The IHS Markit CIPS UK Manufacturing PMI® read 47.4 in August, down from 48.0 in July and at its lowest since July 2012. Output volumes fell as intake of new work contracted at the fastest pace for more than seven years. Business optimism also fell to a record low.
Steep reductions in new orders were reported across consumer, intermediate and investment goods manufacturing. The contraction in orders was linked to weaker domestic and global economic conditions, low market confidence, Brexit concerns, business uncertainty and a slowdown in customer spending.

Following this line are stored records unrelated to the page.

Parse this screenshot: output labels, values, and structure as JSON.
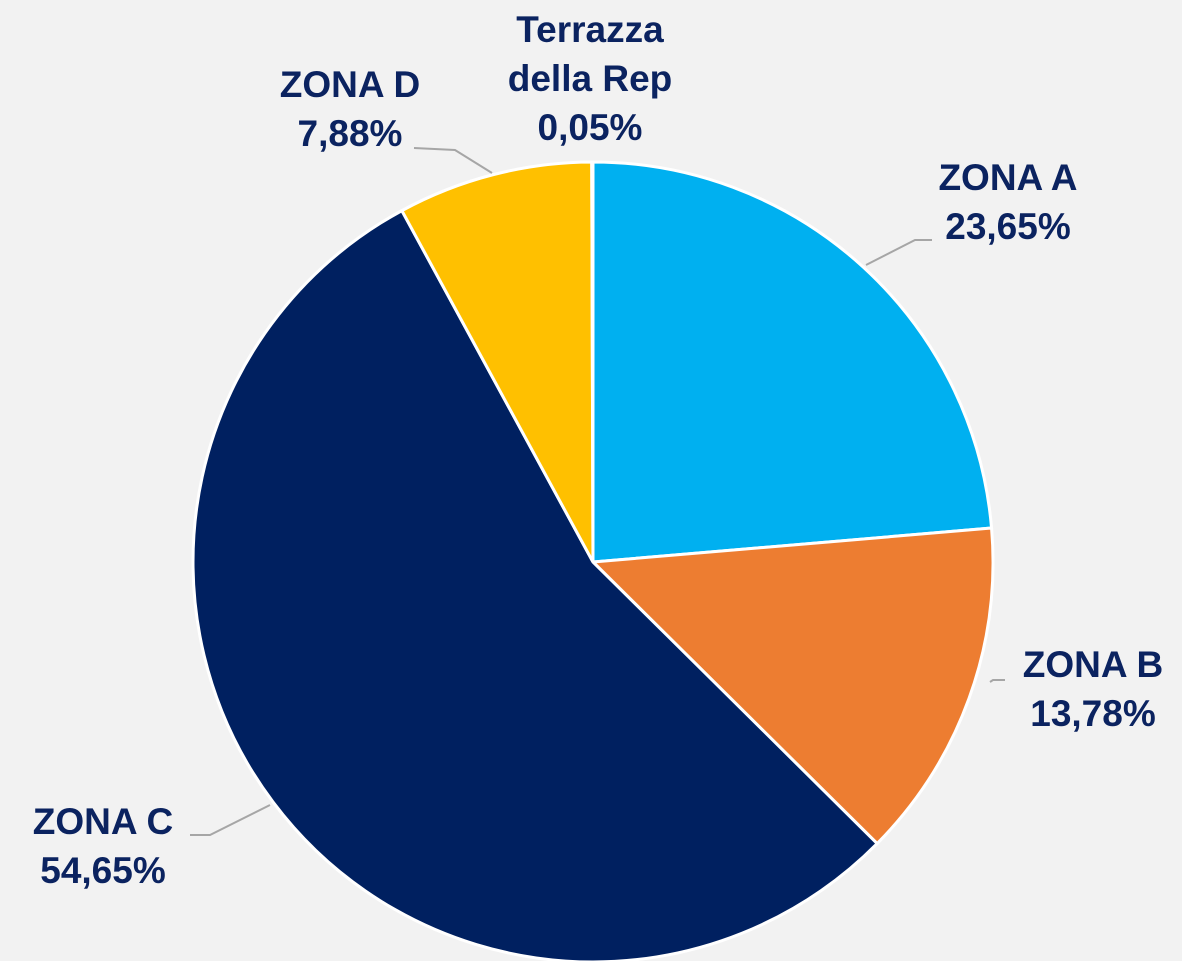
{
  "chart_data": {
    "type": "pie",
    "categories": [
      "ZONA A",
      "ZONA B",
      "ZONA C",
      "ZONA D",
      "Terrazza della Rep"
    ],
    "values": [
      23.65,
      13.78,
      54.65,
      7.88,
      0.05
    ],
    "value_labels": [
      "23,65%",
      "13,78%",
      "54,65%",
      "7,88%",
      "0,05%"
    ],
    "colors": [
      "#00b0f0",
      "#ed7d31",
      "#002060",
      "#ffc000",
      "#a5a5a5"
    ]
  }
}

New export business contracted at the fastest rate in seven years. Inflow from USA and Asia weakened and there were reports EU-based customers were re-routing supply chains away from the United Kingdom.
40% of companies still forecast output growth in the coming year against 13% anticipating decline. However, that still pulled the overall reading down to the lowest since Markit started surveying business optimism in 2012.

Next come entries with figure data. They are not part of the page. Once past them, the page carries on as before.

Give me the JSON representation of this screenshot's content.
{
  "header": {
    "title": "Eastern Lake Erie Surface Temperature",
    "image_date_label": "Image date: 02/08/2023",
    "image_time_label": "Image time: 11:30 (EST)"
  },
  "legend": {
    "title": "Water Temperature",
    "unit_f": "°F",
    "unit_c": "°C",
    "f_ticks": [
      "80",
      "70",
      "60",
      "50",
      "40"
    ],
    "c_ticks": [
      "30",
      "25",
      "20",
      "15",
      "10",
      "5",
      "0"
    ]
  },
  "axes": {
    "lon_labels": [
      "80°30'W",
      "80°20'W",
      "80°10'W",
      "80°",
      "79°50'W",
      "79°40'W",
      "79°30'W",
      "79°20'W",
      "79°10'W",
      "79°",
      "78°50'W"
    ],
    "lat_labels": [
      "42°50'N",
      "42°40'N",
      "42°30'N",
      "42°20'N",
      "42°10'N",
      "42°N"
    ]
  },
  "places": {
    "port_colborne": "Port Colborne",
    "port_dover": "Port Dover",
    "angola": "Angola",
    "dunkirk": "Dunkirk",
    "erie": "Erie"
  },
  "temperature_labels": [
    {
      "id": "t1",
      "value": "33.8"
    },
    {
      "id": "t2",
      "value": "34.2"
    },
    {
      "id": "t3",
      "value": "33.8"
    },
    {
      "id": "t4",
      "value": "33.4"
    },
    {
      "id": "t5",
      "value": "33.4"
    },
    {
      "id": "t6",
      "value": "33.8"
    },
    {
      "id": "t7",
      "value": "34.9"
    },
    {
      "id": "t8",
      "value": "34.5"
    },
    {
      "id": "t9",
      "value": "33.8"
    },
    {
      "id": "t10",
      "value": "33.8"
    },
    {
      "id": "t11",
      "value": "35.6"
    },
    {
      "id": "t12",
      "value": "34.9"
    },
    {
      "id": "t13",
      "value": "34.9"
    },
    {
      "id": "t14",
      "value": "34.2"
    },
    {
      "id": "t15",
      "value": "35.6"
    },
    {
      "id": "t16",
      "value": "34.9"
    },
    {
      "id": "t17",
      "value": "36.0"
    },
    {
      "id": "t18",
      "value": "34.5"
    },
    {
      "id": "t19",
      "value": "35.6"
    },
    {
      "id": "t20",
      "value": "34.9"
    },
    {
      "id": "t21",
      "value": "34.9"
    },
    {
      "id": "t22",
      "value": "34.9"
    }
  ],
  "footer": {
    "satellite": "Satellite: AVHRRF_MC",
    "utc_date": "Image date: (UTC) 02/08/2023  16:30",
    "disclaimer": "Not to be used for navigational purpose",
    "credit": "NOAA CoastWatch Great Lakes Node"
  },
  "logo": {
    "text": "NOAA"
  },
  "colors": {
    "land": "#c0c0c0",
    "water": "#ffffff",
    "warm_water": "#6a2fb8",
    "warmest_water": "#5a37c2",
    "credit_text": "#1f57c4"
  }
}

Manufacturing employment fell at one of the fastest rates in the last six year, driven by cost saving initiatives in the form of reorganisations and redundancies.
Finished goods inventories increased slightly; input stocks fell. Input inflation remained ‘solid’ with 80% of companies that provided a reason citing the exchange rate for Sterling. Increased costs were passed onto customers, further increasing average selling prices.